Commercially available osteoblast-like MG63 cells (American Type Culture Collection, Rockville, USA) and human umbilical vein endothelial cells (HUVECs, Technoclone, Vienna, Austria) were used in the present study. MG63 cells were cultured in modified Eagle’s minimum essential medium (Gibco ® , Invitrogen, Carlsbad, USA) supplemented with 10% fetal bovine serum, streptomycin (50 μg/ml), and penicillin (100 U/ml). HUVECs were cultured in endothelial cell growth medium (ECM) supplemented with 100 U/ml penicillin, 100 μg/ml streptomycin, 0.25 μg/ml fungizone, 2 mM l -glutamine, 5 U/ml heparin, 30–50 μg/ml endothelial cell growth supplement (Technoclone, Vienna, Austria), and 20% fetal calf serum (FCS) in 150 cm 2 tissue culture flasks coated with 0.2% gelatine. Both MG63 cells and HUVECs were maintained at 37 °C in a humidified atmosphere containing 5% CO 2 . Three independent experiments were performed using cells between the third and the sixth passage.

Coculture of MG63 cells and HUVECs

A, modA, SLA and modSLA titanium discs were placed in 24-well tissue culture plates (TPP, Switzerland). MG63 cells and HUVECs cells were seeded together in 24-well plates in ECM at a density of 0.5 × 10 4 and 2.5 × 10 4 cells/cm 2 (1:5), respectively. MG63 cells seeded alone in ECM at the same density served as controls. For cell proliferation assays and evaluations of protein expression of osteogenic markers 12 wells were used for each kind of Ti surface. HUVECs seeded alone in ECM at the same density served as controls for protein expression assays. For real time polymerase chain reaction (PCR) analyses 6 wells were seeded. MG63 cells seeded alone on tissue culture plastic surfaces served as a calibrator for the relative mRNA measurements.

Cell proliferation

The proliferation of individual cell types in cocultures was determined by direct cell counting and measuring proportions of individual cell types by flow cytometry. The proliferation of MG63 cells in controls was determined by direct cell counting.

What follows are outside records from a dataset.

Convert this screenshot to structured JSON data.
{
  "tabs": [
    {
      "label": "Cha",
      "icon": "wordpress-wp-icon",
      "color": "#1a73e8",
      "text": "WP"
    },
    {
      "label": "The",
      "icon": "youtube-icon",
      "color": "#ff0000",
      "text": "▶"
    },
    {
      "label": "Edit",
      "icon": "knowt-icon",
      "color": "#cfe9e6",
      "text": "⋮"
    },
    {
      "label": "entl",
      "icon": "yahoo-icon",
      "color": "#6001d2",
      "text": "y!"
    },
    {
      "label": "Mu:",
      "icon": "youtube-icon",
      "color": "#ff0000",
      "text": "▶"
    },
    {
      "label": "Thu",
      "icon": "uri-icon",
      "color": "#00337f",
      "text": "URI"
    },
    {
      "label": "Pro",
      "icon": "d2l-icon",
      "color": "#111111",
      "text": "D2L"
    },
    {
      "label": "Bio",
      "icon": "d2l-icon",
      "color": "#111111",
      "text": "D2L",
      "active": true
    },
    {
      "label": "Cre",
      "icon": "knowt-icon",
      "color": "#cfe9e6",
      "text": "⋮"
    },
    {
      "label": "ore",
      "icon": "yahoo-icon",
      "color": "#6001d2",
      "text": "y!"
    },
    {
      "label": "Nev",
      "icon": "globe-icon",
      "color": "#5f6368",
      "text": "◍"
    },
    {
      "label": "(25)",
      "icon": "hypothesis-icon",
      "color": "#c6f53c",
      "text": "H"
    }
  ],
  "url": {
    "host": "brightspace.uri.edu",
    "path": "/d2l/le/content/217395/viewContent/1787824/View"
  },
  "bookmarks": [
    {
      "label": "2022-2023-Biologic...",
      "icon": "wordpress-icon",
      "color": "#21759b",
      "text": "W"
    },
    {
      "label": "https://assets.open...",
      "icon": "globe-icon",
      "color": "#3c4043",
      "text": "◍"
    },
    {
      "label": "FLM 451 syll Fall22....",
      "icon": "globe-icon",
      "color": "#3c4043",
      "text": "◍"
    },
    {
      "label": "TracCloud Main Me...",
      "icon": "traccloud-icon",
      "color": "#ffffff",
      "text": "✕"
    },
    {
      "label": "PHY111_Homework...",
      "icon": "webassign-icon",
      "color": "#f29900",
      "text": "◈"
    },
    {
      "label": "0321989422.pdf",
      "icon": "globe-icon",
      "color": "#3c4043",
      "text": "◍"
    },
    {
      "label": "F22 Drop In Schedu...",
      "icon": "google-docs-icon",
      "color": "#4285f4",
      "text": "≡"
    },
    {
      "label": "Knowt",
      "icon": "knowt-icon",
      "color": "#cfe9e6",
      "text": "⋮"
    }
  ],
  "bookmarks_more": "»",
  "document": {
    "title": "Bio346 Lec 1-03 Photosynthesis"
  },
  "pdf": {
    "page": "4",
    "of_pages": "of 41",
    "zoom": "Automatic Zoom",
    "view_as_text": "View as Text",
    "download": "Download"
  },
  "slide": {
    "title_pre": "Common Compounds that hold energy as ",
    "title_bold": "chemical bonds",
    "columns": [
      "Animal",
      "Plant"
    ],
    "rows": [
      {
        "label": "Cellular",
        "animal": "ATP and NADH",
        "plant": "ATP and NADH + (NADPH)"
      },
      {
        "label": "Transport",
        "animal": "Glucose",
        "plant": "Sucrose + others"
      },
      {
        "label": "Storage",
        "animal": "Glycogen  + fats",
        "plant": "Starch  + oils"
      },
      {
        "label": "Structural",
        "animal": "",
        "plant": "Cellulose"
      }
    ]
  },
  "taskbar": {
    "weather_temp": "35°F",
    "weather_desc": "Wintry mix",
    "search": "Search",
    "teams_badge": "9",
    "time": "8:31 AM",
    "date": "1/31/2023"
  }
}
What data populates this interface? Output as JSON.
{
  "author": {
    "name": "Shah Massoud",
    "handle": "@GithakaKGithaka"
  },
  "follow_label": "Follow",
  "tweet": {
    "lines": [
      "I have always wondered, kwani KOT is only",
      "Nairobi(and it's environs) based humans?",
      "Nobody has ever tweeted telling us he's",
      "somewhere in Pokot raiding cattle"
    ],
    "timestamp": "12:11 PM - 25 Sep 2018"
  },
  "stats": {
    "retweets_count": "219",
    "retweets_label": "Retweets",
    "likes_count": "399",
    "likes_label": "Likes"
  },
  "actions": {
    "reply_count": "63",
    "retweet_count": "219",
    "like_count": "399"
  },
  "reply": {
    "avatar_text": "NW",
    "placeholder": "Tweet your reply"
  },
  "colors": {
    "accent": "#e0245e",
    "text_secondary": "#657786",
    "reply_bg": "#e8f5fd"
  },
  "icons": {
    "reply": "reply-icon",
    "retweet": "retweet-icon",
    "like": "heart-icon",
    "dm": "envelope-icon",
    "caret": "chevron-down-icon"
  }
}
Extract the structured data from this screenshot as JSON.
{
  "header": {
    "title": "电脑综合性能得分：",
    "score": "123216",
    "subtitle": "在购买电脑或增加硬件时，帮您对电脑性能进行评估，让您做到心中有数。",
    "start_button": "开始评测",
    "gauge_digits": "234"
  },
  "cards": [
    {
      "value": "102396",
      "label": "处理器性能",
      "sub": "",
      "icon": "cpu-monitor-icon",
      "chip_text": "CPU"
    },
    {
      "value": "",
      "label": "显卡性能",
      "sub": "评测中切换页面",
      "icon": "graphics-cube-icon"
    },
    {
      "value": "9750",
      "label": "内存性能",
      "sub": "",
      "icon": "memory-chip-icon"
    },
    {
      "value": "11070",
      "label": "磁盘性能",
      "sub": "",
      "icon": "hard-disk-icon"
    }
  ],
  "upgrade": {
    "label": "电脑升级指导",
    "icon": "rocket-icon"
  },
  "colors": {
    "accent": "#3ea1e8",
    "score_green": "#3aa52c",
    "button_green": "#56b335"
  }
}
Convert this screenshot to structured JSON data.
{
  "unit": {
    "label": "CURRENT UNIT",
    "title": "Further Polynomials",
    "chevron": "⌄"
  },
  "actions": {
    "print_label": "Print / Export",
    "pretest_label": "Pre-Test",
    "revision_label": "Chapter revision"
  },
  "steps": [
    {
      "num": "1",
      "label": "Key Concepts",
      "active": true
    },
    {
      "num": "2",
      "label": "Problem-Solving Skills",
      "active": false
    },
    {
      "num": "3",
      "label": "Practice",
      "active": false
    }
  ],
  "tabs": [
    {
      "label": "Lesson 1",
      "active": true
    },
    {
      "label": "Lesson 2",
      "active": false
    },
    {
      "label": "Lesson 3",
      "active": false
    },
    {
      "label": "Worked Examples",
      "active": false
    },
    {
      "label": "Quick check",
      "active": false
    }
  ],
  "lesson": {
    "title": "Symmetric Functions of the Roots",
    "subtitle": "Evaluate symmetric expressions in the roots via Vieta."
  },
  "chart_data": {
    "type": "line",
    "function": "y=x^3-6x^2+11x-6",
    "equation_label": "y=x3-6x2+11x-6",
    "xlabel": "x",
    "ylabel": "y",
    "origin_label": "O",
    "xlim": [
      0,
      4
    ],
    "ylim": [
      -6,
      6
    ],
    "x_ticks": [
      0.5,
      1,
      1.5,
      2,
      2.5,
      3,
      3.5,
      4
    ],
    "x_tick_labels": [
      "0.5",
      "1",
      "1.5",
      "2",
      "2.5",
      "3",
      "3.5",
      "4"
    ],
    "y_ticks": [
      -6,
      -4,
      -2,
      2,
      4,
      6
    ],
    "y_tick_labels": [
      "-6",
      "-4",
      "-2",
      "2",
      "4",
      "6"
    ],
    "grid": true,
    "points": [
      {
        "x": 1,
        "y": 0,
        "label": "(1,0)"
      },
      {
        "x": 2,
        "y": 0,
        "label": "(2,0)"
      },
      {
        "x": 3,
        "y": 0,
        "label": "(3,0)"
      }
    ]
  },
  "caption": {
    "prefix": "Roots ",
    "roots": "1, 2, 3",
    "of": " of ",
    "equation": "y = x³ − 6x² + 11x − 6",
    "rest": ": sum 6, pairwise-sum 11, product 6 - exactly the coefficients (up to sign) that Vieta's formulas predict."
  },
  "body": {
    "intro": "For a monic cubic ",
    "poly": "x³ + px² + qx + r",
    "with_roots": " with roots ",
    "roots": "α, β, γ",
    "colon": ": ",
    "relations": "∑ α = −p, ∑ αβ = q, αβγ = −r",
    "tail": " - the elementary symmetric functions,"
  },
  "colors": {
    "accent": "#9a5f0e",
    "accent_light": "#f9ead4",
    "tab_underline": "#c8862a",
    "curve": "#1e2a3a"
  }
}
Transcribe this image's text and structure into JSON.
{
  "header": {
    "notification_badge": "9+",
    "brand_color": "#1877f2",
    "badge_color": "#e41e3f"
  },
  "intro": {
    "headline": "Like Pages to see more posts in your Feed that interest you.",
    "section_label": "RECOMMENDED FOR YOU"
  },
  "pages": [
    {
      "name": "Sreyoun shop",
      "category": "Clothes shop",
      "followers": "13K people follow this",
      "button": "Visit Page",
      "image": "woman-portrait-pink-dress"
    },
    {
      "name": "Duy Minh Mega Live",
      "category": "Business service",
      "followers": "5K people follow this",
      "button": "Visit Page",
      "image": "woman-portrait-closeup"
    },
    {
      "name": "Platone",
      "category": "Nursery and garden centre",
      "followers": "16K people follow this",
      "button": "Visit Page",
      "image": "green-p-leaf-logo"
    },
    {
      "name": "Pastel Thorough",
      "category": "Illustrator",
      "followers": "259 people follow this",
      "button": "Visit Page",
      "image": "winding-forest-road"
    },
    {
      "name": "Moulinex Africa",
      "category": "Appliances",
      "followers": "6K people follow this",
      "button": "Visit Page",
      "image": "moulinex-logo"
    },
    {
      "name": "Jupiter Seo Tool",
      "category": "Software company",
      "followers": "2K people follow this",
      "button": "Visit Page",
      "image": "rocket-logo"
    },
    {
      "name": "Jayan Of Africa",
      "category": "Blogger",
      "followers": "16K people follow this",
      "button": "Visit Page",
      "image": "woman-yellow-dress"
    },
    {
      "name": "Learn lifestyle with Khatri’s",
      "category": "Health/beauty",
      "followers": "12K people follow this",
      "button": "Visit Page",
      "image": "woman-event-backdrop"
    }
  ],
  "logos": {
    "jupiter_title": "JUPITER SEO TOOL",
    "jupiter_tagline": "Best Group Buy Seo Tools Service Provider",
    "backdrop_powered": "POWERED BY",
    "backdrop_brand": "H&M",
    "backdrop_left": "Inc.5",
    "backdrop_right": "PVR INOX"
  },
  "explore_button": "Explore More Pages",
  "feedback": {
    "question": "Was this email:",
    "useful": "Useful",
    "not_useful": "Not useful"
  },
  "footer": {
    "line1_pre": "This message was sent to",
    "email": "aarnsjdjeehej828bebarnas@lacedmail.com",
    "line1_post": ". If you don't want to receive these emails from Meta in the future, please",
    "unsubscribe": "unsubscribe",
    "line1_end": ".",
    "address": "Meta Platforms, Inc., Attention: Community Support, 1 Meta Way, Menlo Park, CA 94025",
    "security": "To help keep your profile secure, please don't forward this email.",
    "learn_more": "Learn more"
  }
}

The total cell number in coculture and control wells was counted after 24 h, 72 h and 120 h of culture. Cells were washed twice with PBS and detached with 0.05% trypsin/EDTA solution. Each well was washed three times with ECM. Cells were centrifuged, resuspended in 200 μl of ECM and 60 μl of cell suspension was used for cell counting. The cells were dyed by Trypan blue and viable cells were counted blindly both with an Auto T4 Cellometer Reader (Nexcelom Bioscience LLC, Lawrence, MA) and manually.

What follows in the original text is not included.